- Le cas critique du jeune Yasser Arafat, âgé de six ans et hospitalisé à Khan Yunis, illustre la détresse des enfants souffrant de malnutrition.
- Dans les camps de déplacés, à l’instar de celui de l’école Hassan Salama, l’absence d’installations sanitaires favorise la propagation des épidémies.
- Les restrictions sur l’acheminement des fournitures imposées par Israël continuent de paralyser le fonctionnement des hôpitaux de l’enclave.

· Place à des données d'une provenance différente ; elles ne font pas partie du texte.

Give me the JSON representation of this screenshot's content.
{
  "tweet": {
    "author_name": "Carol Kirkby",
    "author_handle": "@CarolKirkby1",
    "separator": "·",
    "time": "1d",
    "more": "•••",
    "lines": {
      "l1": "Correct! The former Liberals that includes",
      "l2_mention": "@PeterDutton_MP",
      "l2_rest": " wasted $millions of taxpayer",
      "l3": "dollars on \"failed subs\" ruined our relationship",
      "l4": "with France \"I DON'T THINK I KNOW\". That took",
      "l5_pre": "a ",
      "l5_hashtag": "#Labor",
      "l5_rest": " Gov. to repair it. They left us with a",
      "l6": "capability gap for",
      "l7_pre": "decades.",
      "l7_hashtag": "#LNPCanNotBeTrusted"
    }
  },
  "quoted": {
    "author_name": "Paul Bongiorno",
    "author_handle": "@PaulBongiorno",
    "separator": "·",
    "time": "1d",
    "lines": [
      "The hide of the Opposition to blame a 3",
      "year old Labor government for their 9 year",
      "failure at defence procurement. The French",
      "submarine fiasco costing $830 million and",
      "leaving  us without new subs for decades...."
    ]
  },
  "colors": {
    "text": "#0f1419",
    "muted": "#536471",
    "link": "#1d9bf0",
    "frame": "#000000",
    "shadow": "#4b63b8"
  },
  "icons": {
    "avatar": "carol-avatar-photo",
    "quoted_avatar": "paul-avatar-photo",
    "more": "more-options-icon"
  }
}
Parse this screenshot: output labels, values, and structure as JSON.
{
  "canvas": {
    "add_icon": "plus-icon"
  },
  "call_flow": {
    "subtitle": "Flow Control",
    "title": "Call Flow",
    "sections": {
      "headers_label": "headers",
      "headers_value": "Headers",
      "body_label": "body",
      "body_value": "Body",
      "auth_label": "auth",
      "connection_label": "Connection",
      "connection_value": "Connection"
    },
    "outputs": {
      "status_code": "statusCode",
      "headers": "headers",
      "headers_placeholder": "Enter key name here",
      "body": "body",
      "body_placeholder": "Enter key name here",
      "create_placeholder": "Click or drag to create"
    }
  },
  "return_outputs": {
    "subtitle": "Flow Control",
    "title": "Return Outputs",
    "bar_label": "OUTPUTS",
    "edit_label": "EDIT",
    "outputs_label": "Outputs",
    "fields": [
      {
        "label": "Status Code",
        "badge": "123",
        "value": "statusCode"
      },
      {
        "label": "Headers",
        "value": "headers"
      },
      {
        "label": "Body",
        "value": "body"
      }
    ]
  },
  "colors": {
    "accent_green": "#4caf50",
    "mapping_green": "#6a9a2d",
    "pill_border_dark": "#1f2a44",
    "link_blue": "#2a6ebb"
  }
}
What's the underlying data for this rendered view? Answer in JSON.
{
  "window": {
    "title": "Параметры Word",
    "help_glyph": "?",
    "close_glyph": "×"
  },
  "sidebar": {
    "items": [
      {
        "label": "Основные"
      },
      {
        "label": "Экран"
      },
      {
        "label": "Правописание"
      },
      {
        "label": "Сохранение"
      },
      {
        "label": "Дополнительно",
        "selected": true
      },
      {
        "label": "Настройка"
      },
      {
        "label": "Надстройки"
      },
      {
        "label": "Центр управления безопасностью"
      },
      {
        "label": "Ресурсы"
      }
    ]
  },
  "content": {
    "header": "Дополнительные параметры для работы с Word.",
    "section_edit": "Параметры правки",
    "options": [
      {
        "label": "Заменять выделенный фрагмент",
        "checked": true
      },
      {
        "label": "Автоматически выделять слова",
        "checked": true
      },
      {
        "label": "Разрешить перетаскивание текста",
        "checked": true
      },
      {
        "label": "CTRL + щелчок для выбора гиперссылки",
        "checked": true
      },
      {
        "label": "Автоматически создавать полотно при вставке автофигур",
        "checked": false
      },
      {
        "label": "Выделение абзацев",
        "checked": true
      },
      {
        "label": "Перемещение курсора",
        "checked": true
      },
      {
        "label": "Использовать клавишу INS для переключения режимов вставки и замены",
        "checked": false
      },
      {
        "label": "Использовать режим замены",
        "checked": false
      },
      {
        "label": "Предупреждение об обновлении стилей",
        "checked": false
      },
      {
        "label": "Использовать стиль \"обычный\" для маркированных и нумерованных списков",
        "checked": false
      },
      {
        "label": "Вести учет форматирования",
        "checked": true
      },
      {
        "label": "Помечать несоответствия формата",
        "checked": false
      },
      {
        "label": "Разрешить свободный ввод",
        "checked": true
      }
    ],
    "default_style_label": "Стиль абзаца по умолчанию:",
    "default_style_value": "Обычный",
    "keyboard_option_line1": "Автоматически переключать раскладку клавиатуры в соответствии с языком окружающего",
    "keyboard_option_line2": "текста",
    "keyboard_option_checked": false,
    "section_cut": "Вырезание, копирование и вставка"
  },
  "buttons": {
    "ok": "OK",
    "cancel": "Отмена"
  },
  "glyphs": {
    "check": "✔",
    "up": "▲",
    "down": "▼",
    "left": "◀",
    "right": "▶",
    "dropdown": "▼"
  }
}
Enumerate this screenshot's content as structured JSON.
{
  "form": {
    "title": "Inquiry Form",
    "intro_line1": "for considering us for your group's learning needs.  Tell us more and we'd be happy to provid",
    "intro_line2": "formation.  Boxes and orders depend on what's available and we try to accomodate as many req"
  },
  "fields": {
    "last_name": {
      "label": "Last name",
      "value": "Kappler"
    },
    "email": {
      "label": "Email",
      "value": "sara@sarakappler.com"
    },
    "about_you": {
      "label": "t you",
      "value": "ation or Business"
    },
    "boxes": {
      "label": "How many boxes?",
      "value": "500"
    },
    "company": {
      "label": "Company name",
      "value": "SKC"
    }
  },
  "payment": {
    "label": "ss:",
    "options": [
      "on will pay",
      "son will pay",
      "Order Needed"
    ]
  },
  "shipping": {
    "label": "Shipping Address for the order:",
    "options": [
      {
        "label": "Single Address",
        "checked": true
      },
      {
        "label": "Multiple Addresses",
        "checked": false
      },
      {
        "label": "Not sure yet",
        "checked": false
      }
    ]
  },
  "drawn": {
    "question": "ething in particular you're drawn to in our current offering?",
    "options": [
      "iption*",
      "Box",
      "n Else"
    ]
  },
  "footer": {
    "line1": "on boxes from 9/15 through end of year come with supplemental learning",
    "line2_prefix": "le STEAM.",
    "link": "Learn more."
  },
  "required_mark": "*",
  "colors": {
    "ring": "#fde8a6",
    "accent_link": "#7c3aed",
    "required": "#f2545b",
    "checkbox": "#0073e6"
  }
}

Une prise en charge médicale devenue impossible à Khan Yunis

À l’hôpital Al-Nasser de Khan Yunis, la dégradation de l’état de santé du jeune Yasser Arafat, âgé de six ans, met en lumière la paralysie des structures de soins dans la bande de Gaza. Souffrant de la maladie cœliaque, d’infections cutanées aiguës et d’une malnutrition sévère, l’enfant ne peut recevoir les traitements nécessaires en raison de la pénurie de ressources médicales. Son frère cadet, Musa, est décédé quatre mois auparavant de complications similaires. Le manque de fournitures de base, accentué par les restrictions d’acheminement imposées aux frontières de l’enclave, empêche les équipes médicales d’assurer les soins vitaux. Cette situation critique s’inscrit dans un contexte d’asphyxie globale des infrastructures sanitaires, qui ne parviennent plus à répondre aux besoins d’une population fragilisée.
Des populations déplacées totalement isolées des réseaux de soin
La crise sanitaire est particulièrement aiguë dans les camps de fortune, comme celui installé sur les ruines de l’école Hassan Salama dans le quartier de Nasr. Des familles y vivent sans aucun service d’assainissement ni accès régulier à l’eau potable, favorisant la propagation d’infections cutanées, de la gale et de l’hépatite. Face à la fermeture partielle ou à la saturation des hôpitaux de proximité, les déplacés doivent parcourir de longues distances ou assumer des frais de transport disproportionnés pour espérer consulter un praticien. L’accès à la médecine de base est désormais devenu un privilège inaccessible pour les habitants les plus vulnérables des campements de Gaza. Sans rétablissement des flux humanitaires, le manque de médicaments et les retards de prise en charge continueront d’aggraver des pathologies pourtant évitables.